Model performance and quality assurance are essential for the application of an AI model. Acceptance criteria, tolerance for error, and activities required for validation may differ depending on the nature of the AI solution and its intended use. For example, use cases with no involvement of human operators in decision-making and higher risk for patient safety will require stricter acceptance criteria and lower tolerance for error. Therefore, organizations need to develop a validation strategy based on such parameters to ensure good performance and safety. For example, the International Society for Pharmaceutical Engineering (ISPE) has developed a framework for risk assessment and required validation activities. This framework takes into account autonomy degree (ranging from a fixed algorithm with no self-learning to a fully automated, self-learning model) and control design (ranging from a system used in parallel with an existing validated process/system to an automatically operating system that updates and controls itself).

Data-driven analytics and AI technologies are poised to address challenges faced by the CGT sector. Although adoption of AI in this sector is still in the nascent stage, it will offer great potential and opportunities if careful and well-planned strategies are implemented. Adoption of AI/ML tools is not merely technological in nature but also requires robust processes, operations, and governance to be in place. Therefore, businesses need to invest time to understand AI-related opportunities and challenges, prioritize business needs, and acknowledge gaps in internal skillsets before attempting to adopt this technology.

About The Authors:

Yoshio Hagiwara is a life sciences expert at PA Consulting. He has worked with and supported a number of pharma and medtech companies in technology innovation and development. His main areas of expertise include the application of data analytics and digital technologies in healthcare. Yoshio has a MSc in drug discovery and a Ph.D. in biochemistry.


Paolo Siciliano is an associate partner and life sciences expert at PA Consulting and leads PA Consulting’s work in CGT globally. He has several years of experience in supporting major pharma, biotech, and medtech companies to identify, develop, and leverage new technologies to solve business needs, as well as improve their innovation and product development processes. His main areas of expertise range from technology and commercial strategy to technology development, across a number of therapeutic areas. Paolo obtained a Ph.D. in molecular biology and worked as a senior research scientist in biotech companies in the U.K.

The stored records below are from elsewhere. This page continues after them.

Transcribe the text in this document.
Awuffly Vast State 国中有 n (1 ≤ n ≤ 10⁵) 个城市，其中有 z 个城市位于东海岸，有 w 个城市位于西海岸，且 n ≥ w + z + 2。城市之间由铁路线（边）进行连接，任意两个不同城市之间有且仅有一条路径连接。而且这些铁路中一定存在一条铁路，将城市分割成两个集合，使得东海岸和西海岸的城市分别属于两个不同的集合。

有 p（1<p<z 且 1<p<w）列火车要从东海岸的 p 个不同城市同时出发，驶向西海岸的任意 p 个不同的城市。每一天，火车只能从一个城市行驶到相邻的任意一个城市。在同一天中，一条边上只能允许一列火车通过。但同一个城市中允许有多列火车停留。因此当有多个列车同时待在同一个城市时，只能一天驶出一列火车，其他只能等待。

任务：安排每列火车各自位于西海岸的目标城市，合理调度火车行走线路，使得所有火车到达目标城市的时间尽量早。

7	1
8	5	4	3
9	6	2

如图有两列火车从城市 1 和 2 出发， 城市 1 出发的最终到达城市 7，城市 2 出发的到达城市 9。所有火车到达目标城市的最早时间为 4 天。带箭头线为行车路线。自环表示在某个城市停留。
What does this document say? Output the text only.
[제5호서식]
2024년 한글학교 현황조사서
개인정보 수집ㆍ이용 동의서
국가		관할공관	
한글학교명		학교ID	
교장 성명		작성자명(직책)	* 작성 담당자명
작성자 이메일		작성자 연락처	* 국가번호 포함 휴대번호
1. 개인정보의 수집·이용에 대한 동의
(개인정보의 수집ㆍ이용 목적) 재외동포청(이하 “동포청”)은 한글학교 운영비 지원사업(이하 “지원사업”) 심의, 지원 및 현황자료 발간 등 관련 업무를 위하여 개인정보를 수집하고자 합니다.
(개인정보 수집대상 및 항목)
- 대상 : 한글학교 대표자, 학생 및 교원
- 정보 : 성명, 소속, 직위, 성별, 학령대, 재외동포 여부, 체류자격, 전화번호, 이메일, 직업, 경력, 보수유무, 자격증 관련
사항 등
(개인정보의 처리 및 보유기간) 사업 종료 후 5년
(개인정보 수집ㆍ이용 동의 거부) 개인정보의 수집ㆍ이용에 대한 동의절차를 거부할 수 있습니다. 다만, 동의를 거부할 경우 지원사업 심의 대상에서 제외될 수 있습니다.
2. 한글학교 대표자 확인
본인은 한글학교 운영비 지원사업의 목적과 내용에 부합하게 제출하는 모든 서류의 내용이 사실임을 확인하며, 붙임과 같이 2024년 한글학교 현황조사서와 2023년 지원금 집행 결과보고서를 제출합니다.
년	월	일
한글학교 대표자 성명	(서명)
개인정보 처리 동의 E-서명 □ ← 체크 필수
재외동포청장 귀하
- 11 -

Willem van Asperen is the chief data scientist at PA Consulting. He has more than 20 years of experience in solving business challenges by applying a broad range of software engineering, data analytics, and artificial intelligence (AI) techniques. With a background in computer science and specializing in machine learning (ML), robotics, and neural networks, van Asperen develops predictive models for clients across a range of sectors, including healthcare and life science, public services, finance, and energy & utilities. He leads PA Consulting’s data science capability across multiple geographies and is an executive lecturer at Nyenrode Business Universiteit.